Merhabalar
KİM TAEHYUNG
"Tanrı aşkına Gyo, beynimi siktin yeter." sabrımın son damlalarına doğru artık isyan ederek karşımdaki çocuğa söylenmiştim.
Daha yeni dersten çıkmıştım ve biraz hava almak için bahçedeki çardağa oturmuştum ama gelin görün ki hayat yine bana orta parmak çekerek Gyo yu yanıma göndermişti. Tam karşımdaki bankta sırt koyma yerinin üzerine oturmuş ve benden aptal ödevine yardım etmem için yardım istiyordu. Fakat bunu aralıksız konuşarak ve yalvararak yapıyordu.
"Ya Hyung, sen sanat okuyorsun. Çizimin iyi. Ne olursun yardım et bana." Dudak büzerek konuştuğunda gözlerimi kısmıştım.
"Siktiğimin gerizekalısı sen de mimarlık okuyorsun. Senin çizimin de iyi." dediğimde ayağa kalkmış ve dibime girerek kulağımın arkasına koyduğum yağlı boya fırçasını almıştı. Ardındansa önümde volta atmaya başlamıştı.
"Evet ama Hyung sorun o değil. 10 tane çizim yapmam ve bunları yarına teslim etmem gerekiyor. Yarına ancak 4 tanesini yapabilirim. Ama sen ve Jimin Hyung da yardım ederse yarına 10 tanesini tamamlarız." Konuşmasının sonunda gülümsemiş ve ben de göz devirmiştim.
"Jimin olmaz" dediğimde kaşlarını çatmış ve bana bakmıştı. "Neden benim tonton Hyung um olmazmış?"

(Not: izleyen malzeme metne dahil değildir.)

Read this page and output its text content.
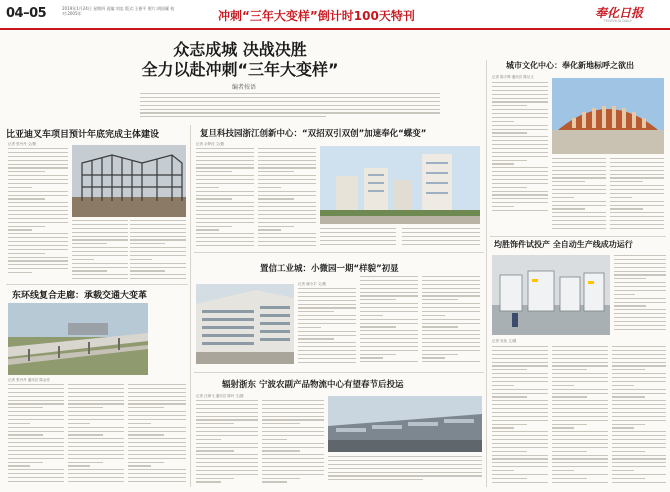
04–05	2019年1月24日 星期四 责编:刘忠 版式:王雅平 照片:胡国耀 校对:2005年	冲刺“三年大变样”倒计时100天特刊	奉化日报
FENGHUA DAILY
众志成城 决战决胜
全力以赴冲刺“三年大变样”
编者按语
比亚迪叉车项目预计年底完成主体建设
记者 张丹丹 文/摄
东环线复合走廊：承载交通大变革
记者 张丹丹 通讯员 陈金亮
复旦科技园浙江创新中心：“双招双引双创”加速奉化“蝶变”
记者 余梦佳 文/摄
置信工业城：小微园一期“样貌”初显
记者 谢小平 文/摄
辐射浙东 宁波农副产品物流中心有望春节后投运
记者 汪海飞 通讯员 陈叶 文/摄
城市文化中心：奉化新地标呼之欲出
记者 陈宇辉 通讯员 陈丛文
均胜饰件试投产 全自动生产线成功运行
记者 吴怡 文/摄
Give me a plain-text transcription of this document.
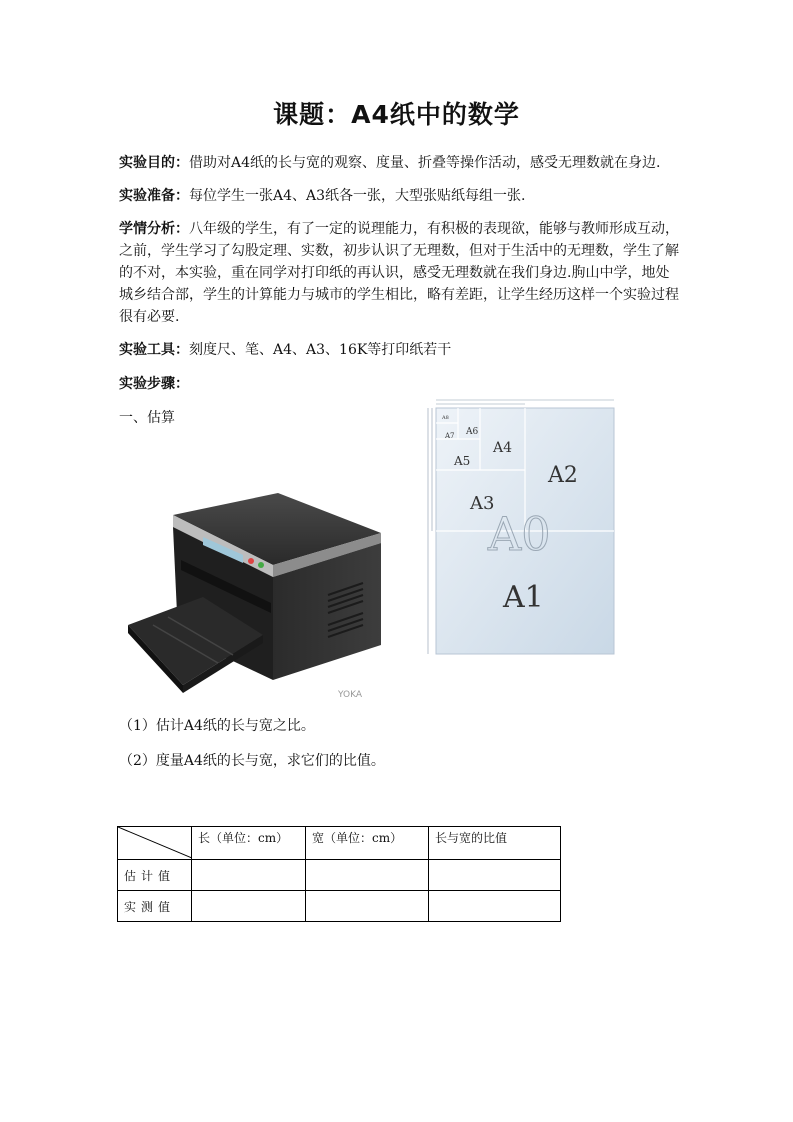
课题：A4纸中的数学

实验目的：借助对A4纸的长与宽的观察、度量、折叠等操作活动，感受无理数就在身边.

实验准备：每位学生一张A4、A3纸各一张，大型张贴纸每组一张.

学情分析：八年级的学生，有了一定的说理能力，有积极的表现欲，能够与教师形成互动，之前，学生学习了勾股定理、实数，初步认识了无理数，但对于生活中的无理数，学生了解的不对，本实验，重在同学对打印纸的再认识，感受无理数就在我们身边.朐山中学，地处城乡结合部，学生的计算能力与城市的学生相比，略有差距，让学生经历这样一个实验过程很有必要.

实验工具：刻度尺、笔、A4、A3、16K等打印纸若干

实验步骤：

一、估算

YOKA
A2
A3
A4
A5
A6
A7
A8
A0
A1

（1）估计A4纸的长与宽之比。

（2）度量A4纸的长与宽，求它们的比值。

	长（单位：cm）	宽（单位：cm）	长与宽的比值
估计值			
实测值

"Çünkü gerizekalı, Jimin sabaha kadar oturup senin aptal çizimlerinle uğraşırsa muhtemelen yorgun düşer ve ağrıları tekrar başlar." Sertçe elindeki fırçamı çekmiş ve tekrar kulağımın arkasına koymuştum.

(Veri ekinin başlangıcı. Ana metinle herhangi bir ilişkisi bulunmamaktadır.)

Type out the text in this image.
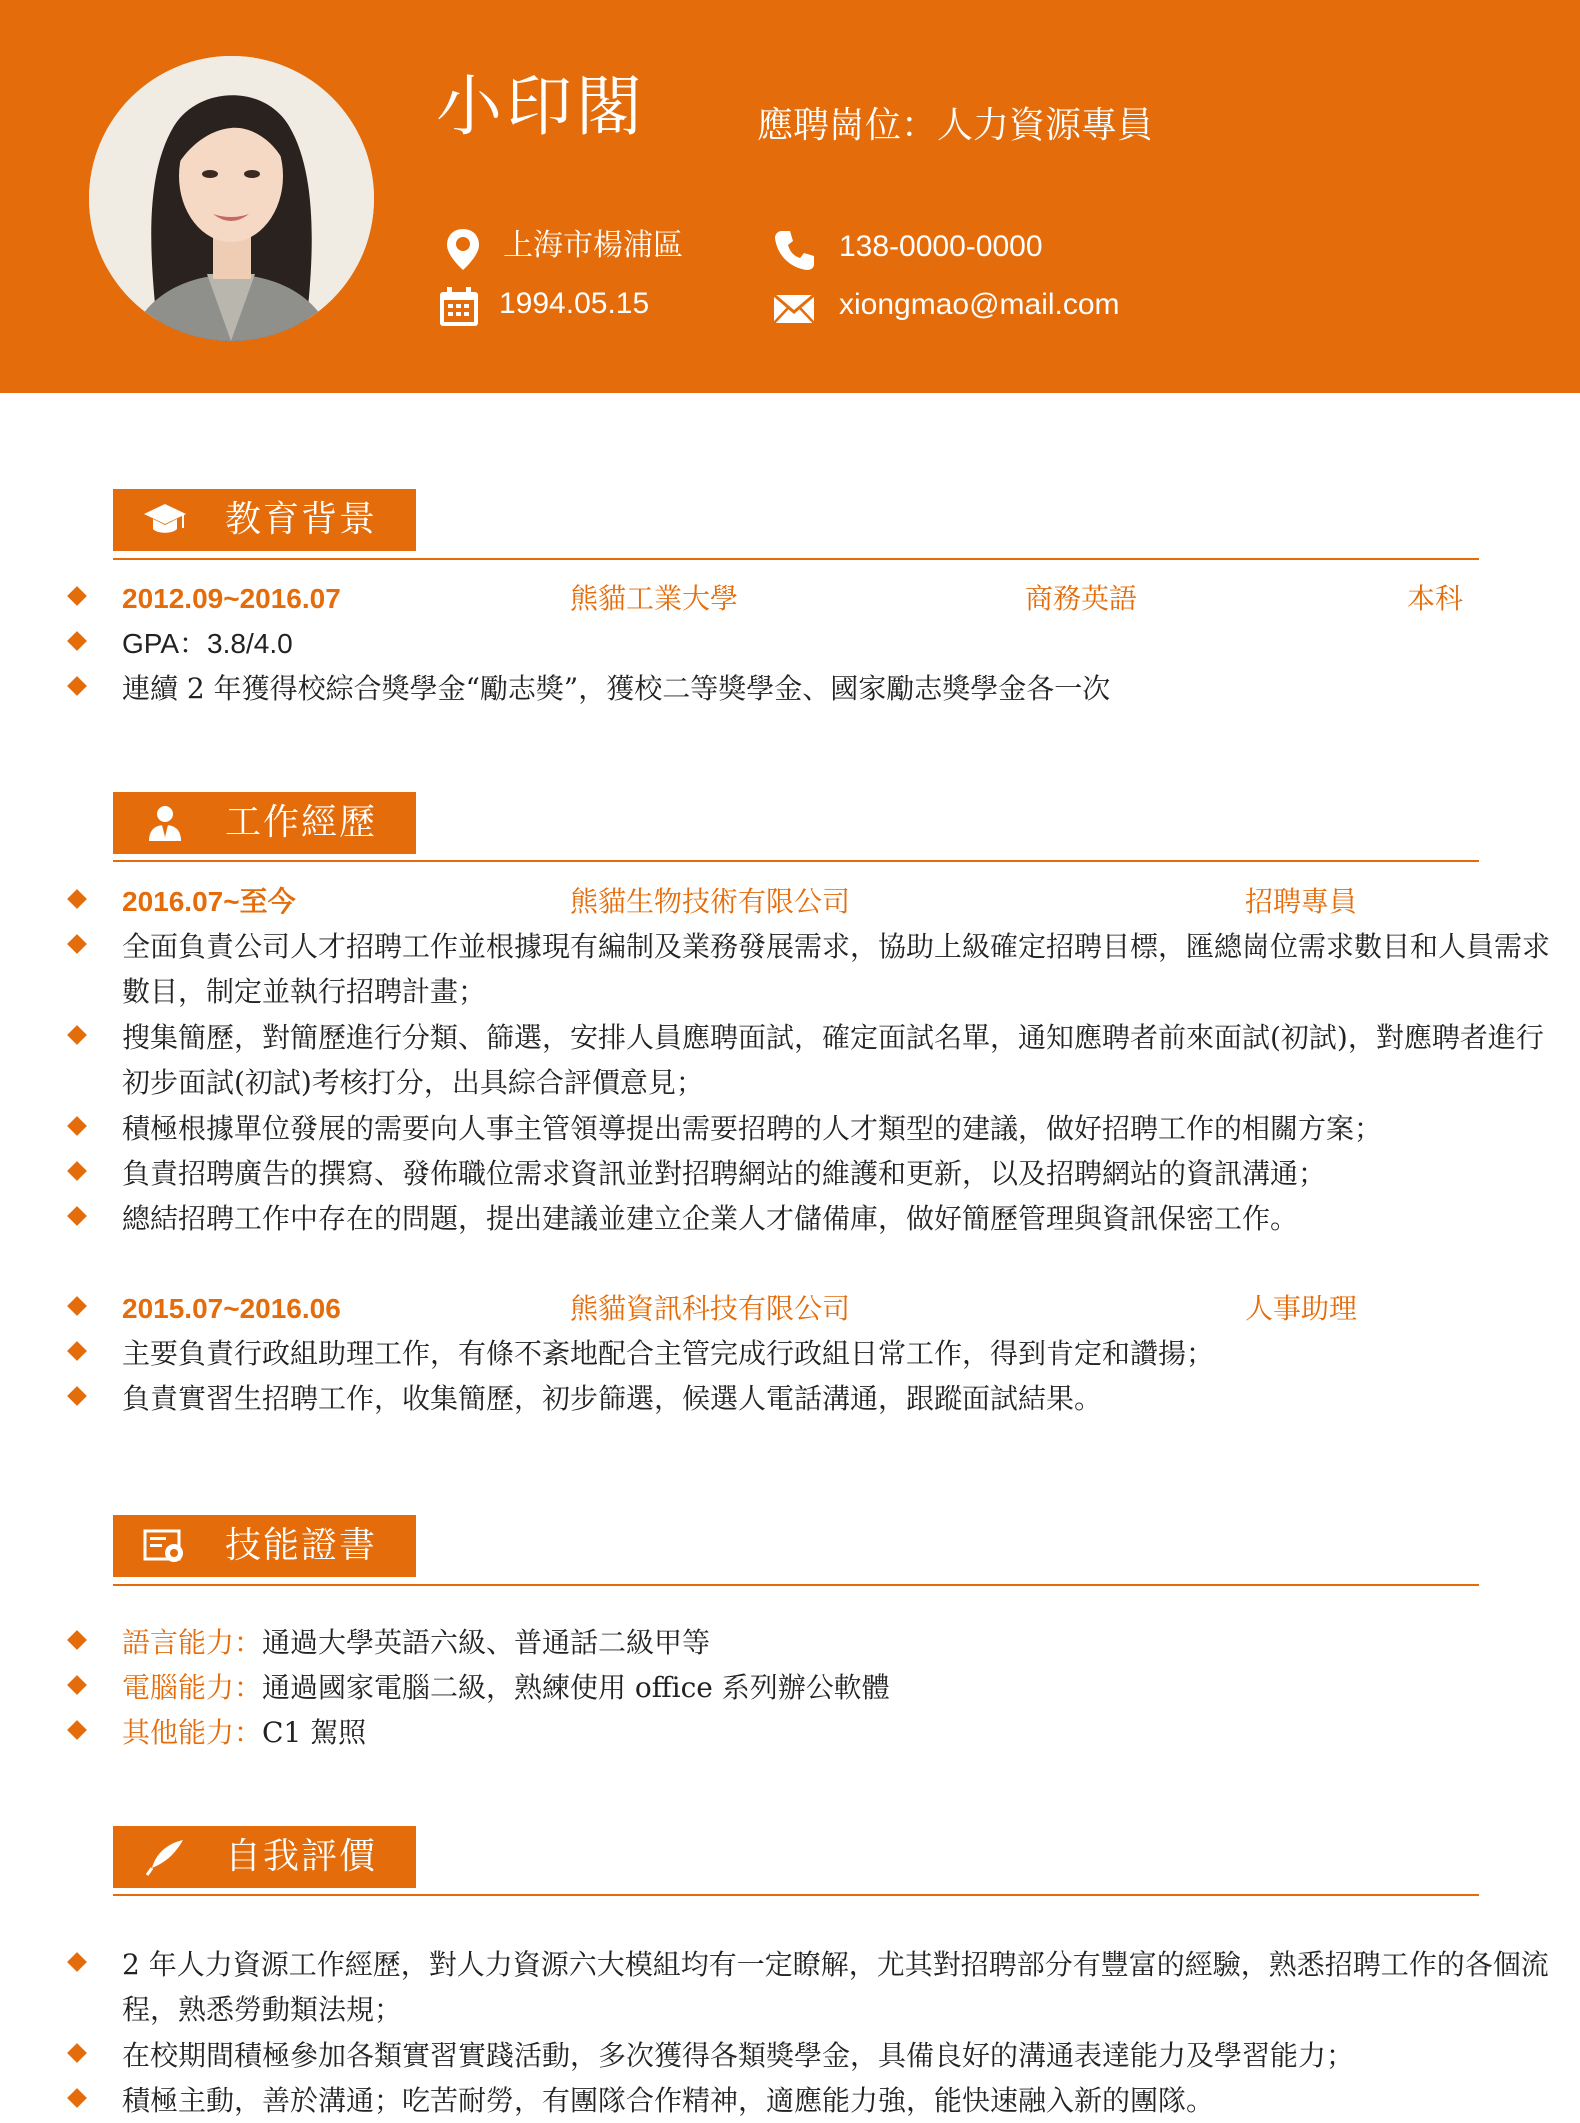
小印閣	應聘崗位：人力資源專員
上海市楊浦區
1994.05.15
138-0000-0000
xiongmao@mail.com
教育背景
2012.09~2016.07	熊貓工業大學	商務英語	本科
GPA：3.8/4.0
連續 2 年獲得校綜合獎學金“勵志獎”，獲校二等獎學金、國家勵志獎學金各一次
工作經歷
2016.07~至今	熊貓生物技術有限公司	招聘專員
全面負責公司人才招聘工作並根據現有編制及業務發展需求，協助上級確定招聘目標，匯總崗位需求數目和人員需求數目，制定並執行招聘計畫；
搜集簡歷，對簡歷進行分類、篩選，安排人員應聘面試，確定面試名單，通知應聘者前來面試(初試)，對應聘者進行初步面試(初試)考核打分，出具綜合評價意見；
積極根據單位發展的需要向人事主管領導提出需要招聘的人才類型的建議，做好招聘工作的相關方案；
負責招聘廣告的撰寫、發佈職位需求資訊並對招聘網站的維護和更新，以及招聘網站的資訊溝通；
總結招聘工作中存在的問題，提出建議並建立企業人才儲備庫，做好簡歷管理與資訊保密工作。
2015.07~2016.06	熊貓資訊科技有限公司	人事助理
主要負責行政組助理工作，有條不紊地配合主管完成行政組日常工作，得到肯定和讚揚；
負責實習生招聘工作，收集簡歷，初步篩選，候選人電話溝通，跟蹤面試結果。
技能證書
語言能力：通過大學英語六級、普通話二級甲等
電腦能力：通過國家電腦二級，熟練使用 office 系列辦公軟體
其他能力：C1 駕照
自我評價
2 年人力資源工作經歷，對人力資源六大模組均有一定瞭解，尤其對招聘部分有豐富的經驗，熟悉招聘工作的各個流程，熟悉勞動類法規；
在校期間積極參加各類實習實踐活動，多次獲得各類獎學金，具備良好的溝通表達能力及學習能力；
積極主動，善於溝通；吃苦耐勞，有團隊合作精神，適應能力強，能快速融入新的團隊。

"Doğru söylüyorsun... Peki ya... Yoongi Hyung? O da mimarlık okuyor. Bize yardım eder."
"Sanmam. Çünkü o da bugünlerde kendi çizimleriyle uğraşıyor." Kaşlarımı kaldırıp indirdiğimde tekrar dudak büzmüştü. "Peki ya ne yapacağım ben..." Üzgünce yanıma oturduğunda gülümsemiş ve saçlarını karıştırmıştım.
"Üzülme, ikimiz yapabiliriz." Başını kaldırıp bana bakmıştı. "Öyle mi dersin?"
"Evet tabiki. Karşında bu okulun en iyi sanat öğrencisi duruyor."
"Hadi lan ordan." Yüzünü buruşturarak konuştuğunda gözlerimi kocaman açmış ve ona bakmıştım. "Ne dedin sen? Bana saygısızlık mı yaptın, bana bana. Hyung a."
"Abartma Hyung ya..." umursamazca konuştuğunda kolumu omzuna atıp onu kendime çekerek kafasını kolumun arasında sıkıştırmıştım.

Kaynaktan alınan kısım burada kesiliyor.